Archbishop Akinola, spiritual head of Nigeria’s 17.5 million Anglicans, has become the de facto spokesman for 22 Anglican provinces that have partially or completely broken relations with the U.S. church over the Robinson consecration.

Most of the archbishops from these provinces will be in Cairo from Oct. 25 to 30 for an invitation-only meeting of Anglican prelates, mostly from the world’s developing nations. Items on the table, according to one of the planners, include militant Islam, AIDS and poverty.

Archbishop Akinola also recently disinvited Brazilian Archbishop Orlando Santo de Olivera from the Cairo meeting.

The Nigerian did so because Archbishop Olivera defrocked a conservative bishop from Recife who had clashed with his prelate over the Robinson consecration, even though Archbishop Olivera refused to discipline a pro-homosexual bishop from southwestern Brazil.

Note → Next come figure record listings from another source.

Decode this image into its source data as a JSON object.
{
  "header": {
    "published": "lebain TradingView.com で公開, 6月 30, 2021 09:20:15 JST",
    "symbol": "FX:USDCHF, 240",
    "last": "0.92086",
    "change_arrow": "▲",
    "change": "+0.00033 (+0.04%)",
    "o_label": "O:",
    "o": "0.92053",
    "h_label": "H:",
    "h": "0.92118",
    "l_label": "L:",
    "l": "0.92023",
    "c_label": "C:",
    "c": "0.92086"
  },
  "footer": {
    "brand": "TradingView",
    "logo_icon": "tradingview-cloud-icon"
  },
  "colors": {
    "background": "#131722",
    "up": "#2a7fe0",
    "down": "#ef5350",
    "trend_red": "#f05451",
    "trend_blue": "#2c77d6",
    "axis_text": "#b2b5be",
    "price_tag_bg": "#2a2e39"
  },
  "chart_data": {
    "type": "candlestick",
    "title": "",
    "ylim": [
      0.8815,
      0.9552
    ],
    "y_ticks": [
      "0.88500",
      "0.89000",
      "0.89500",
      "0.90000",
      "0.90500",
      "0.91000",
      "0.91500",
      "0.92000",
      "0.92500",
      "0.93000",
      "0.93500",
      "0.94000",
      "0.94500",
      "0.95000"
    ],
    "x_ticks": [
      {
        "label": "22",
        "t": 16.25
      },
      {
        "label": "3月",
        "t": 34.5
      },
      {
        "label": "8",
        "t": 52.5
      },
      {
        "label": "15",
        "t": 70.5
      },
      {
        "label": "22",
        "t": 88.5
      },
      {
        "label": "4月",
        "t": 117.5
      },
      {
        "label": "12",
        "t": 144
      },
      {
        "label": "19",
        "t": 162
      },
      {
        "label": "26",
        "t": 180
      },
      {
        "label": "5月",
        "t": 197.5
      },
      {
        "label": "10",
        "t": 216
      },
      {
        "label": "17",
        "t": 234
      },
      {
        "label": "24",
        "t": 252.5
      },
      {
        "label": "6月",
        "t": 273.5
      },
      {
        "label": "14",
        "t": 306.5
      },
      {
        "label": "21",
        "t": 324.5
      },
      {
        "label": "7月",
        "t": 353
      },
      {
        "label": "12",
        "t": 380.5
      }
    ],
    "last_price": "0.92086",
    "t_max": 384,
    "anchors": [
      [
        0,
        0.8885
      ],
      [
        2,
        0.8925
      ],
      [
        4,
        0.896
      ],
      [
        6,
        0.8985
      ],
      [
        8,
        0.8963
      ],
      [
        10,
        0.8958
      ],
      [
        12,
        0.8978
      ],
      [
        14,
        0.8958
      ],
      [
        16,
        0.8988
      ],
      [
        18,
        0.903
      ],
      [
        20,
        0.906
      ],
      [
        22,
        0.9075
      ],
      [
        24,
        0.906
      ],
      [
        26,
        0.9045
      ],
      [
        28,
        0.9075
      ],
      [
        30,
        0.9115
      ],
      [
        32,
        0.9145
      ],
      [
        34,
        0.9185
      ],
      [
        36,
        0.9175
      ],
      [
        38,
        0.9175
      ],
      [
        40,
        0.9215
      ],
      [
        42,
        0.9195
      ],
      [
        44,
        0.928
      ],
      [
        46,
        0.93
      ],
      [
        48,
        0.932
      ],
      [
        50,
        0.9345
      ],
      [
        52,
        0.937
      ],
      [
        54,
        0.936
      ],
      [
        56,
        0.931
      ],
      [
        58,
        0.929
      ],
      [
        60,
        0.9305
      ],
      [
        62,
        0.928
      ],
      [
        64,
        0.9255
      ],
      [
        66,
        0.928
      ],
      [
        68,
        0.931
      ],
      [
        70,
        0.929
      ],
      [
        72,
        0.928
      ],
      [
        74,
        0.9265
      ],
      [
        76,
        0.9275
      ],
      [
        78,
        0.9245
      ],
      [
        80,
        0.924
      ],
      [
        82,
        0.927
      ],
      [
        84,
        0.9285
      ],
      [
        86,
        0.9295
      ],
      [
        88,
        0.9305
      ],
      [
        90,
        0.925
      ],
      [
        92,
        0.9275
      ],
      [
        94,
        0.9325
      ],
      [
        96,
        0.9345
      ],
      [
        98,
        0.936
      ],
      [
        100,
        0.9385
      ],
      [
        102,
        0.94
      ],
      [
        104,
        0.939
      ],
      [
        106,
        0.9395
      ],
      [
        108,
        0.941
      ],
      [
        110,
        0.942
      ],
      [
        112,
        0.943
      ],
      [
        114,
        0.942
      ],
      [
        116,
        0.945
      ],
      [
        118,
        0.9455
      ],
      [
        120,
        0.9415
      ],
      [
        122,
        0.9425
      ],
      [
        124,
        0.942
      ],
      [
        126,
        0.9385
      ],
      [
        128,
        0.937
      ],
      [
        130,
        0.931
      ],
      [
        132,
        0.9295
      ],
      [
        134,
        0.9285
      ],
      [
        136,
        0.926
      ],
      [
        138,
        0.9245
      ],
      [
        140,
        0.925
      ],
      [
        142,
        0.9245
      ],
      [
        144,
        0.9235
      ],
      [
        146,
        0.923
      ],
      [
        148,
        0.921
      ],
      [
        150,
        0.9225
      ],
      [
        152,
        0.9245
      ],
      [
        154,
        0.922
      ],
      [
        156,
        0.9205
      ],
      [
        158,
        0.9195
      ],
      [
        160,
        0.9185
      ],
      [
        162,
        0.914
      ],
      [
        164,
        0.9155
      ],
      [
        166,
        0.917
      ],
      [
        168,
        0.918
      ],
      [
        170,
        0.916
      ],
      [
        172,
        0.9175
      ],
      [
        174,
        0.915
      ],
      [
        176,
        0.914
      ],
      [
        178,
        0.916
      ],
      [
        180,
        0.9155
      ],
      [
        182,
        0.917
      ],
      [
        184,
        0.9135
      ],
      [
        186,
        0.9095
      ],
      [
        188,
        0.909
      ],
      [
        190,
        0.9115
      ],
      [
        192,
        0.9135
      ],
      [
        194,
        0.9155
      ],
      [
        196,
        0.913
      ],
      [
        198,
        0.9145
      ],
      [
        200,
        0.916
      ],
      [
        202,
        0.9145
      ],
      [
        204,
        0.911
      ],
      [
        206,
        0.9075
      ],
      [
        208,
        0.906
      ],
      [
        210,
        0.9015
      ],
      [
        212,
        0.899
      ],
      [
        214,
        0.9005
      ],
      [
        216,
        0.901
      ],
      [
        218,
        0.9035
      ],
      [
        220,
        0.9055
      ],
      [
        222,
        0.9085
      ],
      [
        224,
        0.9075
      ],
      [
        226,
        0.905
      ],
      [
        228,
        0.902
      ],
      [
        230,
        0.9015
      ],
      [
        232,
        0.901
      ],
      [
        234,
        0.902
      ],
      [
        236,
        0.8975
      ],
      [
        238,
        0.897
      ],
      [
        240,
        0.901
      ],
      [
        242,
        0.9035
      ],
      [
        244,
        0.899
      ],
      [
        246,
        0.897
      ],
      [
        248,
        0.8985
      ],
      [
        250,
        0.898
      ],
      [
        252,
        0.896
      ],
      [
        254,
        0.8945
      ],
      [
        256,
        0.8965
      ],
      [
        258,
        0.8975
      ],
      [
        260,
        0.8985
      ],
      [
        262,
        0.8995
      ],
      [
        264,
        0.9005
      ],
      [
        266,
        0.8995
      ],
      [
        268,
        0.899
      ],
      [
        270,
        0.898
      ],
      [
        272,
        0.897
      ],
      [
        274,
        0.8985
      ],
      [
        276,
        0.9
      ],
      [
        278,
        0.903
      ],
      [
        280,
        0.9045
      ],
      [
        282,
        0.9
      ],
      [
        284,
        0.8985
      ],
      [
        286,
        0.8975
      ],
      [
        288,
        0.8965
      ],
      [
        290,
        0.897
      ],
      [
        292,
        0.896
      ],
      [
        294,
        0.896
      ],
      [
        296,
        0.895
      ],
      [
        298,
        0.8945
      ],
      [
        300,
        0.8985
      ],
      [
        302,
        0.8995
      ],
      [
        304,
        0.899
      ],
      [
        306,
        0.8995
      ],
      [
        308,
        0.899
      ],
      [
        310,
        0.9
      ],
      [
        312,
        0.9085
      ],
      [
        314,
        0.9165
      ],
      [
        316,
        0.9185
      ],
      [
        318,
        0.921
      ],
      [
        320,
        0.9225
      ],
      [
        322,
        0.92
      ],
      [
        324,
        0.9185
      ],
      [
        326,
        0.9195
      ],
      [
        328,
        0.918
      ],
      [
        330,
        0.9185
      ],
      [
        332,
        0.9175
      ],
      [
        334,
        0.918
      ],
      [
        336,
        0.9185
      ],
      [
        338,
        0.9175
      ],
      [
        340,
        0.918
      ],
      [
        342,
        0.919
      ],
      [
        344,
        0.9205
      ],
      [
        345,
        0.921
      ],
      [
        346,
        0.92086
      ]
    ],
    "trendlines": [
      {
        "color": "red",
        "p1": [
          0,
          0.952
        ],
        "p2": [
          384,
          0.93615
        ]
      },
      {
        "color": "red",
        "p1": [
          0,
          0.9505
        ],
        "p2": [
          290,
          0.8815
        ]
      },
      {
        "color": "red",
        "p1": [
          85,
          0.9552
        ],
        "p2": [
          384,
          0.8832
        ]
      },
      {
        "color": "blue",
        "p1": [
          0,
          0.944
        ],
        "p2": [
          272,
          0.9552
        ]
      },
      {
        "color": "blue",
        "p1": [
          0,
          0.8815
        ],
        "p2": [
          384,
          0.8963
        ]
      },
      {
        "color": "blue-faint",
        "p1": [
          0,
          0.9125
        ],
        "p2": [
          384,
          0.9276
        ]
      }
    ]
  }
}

Archbishop Akinola seems to “presume to speak for many,” Bishop Chane wrote.

The Anglican Communion is not “a church dominated by a curia of primates and bishops,” he continued. “And yet that appears to be the direction in which we are heading. This is fearful indeed given the rhetoric of some of the primates claiming new authority for themselves.”

Last year, the archbishop visited the District, with Bishop Chane’s permission, to start a national network of Nigerian Anglican parishes as a conservative alternative to liberal U.S. Episcopal churches.

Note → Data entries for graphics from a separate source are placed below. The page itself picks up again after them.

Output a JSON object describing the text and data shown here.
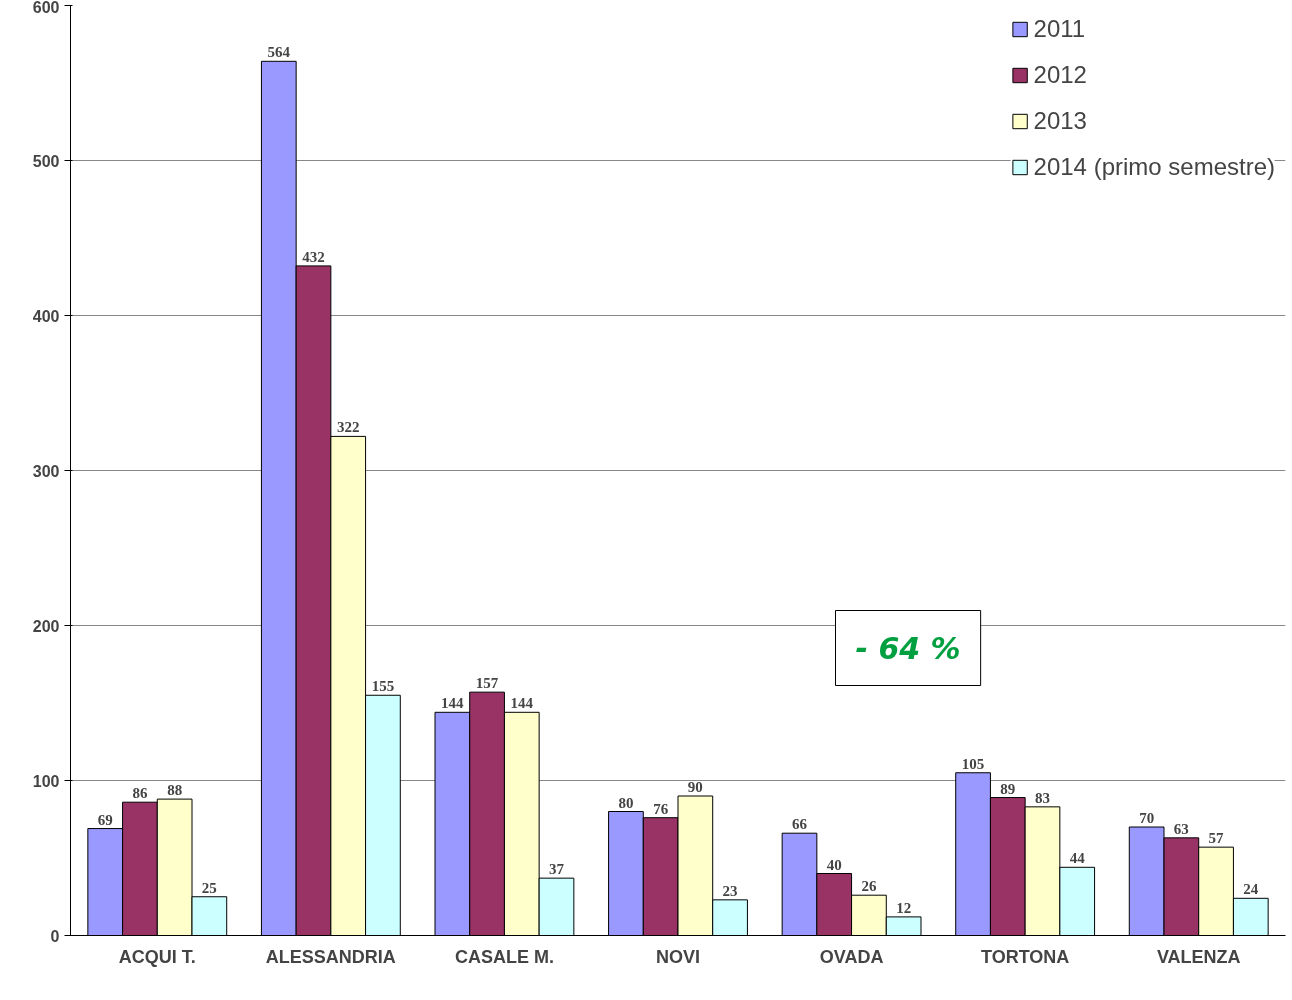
{
  "chart_data": {
    "type": "bar",
    "categories": [
      "ACQUI T.",
      "ALESSANDRIA",
      "CASALE M.",
      "NOVI",
      "OVADA",
      "TORTONA",
      "VALENZA"
    ],
    "series": [
      {
        "name": "2011",
        "color": "#9999ff",
        "values": [
          69,
          564,
          144,
          80,
          66,
          105,
          70
        ]
      },
      {
        "name": "2012",
        "color": "#993366",
        "values": [
          86,
          432,
          157,
          76,
          40,
          89,
          63
        ]
      },
      {
        "name": "2013",
        "color": "#ffffcc",
        "values": [
          88,
          322,
          144,
          90,
          26,
          83,
          57
        ]
      },
      {
        "name": "2014 (primo semestre)",
        "color": "#ccffff",
        "values": [
          25,
          155,
          37,
          23,
          12,
          44,
          24
        ]
      }
    ],
    "ylim": [
      0,
      600
    ],
    "yticks": [
      0,
      100,
      200,
      300,
      400,
      500,
      600
    ],
    "grid": "y",
    "legend": "top right",
    "data_labels": true,
    "annotations": [
      "- 64 %"
    ]
  }
}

The archbishop also has urged African provinces to refuse donations from liberal Episcopal dioceses and agencies.

During the summer, Archbishop Akinola sharply criticized the Church of England for a July 25 statement agreeing to make homosexual clergy eligible for “civil partnerships” as long as they were not sexually active.

The Church of Nigeria has since deleted from its constitution all references to “communion with the see of Canterbury,” the symbolic center of the Church of England and the Anglican Communion.

Conservative Anglicans dismissed Bishop Chane’s criticism of the Nigerian as groundless.

The archbishop “has been an absolutely staunch, outspoken leader in dealing with poverty, AIDS, militant Islam, Shariah law and inequities toward women,” said Bill Atwood, general secretary of Ekklesia, a worldwide network of conservative Anglican bishops and archbishops.

According to the Sept. 4 Sunday Independent, a newspaper in Lagos, Nigeria, the archbishop chided Nigerian President Olusegun Obasanjo to his face during a funeral for “harsh policies,” which he said keep many Nigerians poor. He also criticized Mr. Obasanjo in front of the congregation for being 45 minutes late.

The archbishop has been portrayed in British media as using the Cairo meeting to usurp control of the Anglican Communion from Archbishop of Canterbury Rowan Williams.

The Rev. Martyn Minns of Truro Episcopal Church in Fairfax, who will attend the Cairo meeting, said this is not true, pointing out that Archbishop Williams also will be there.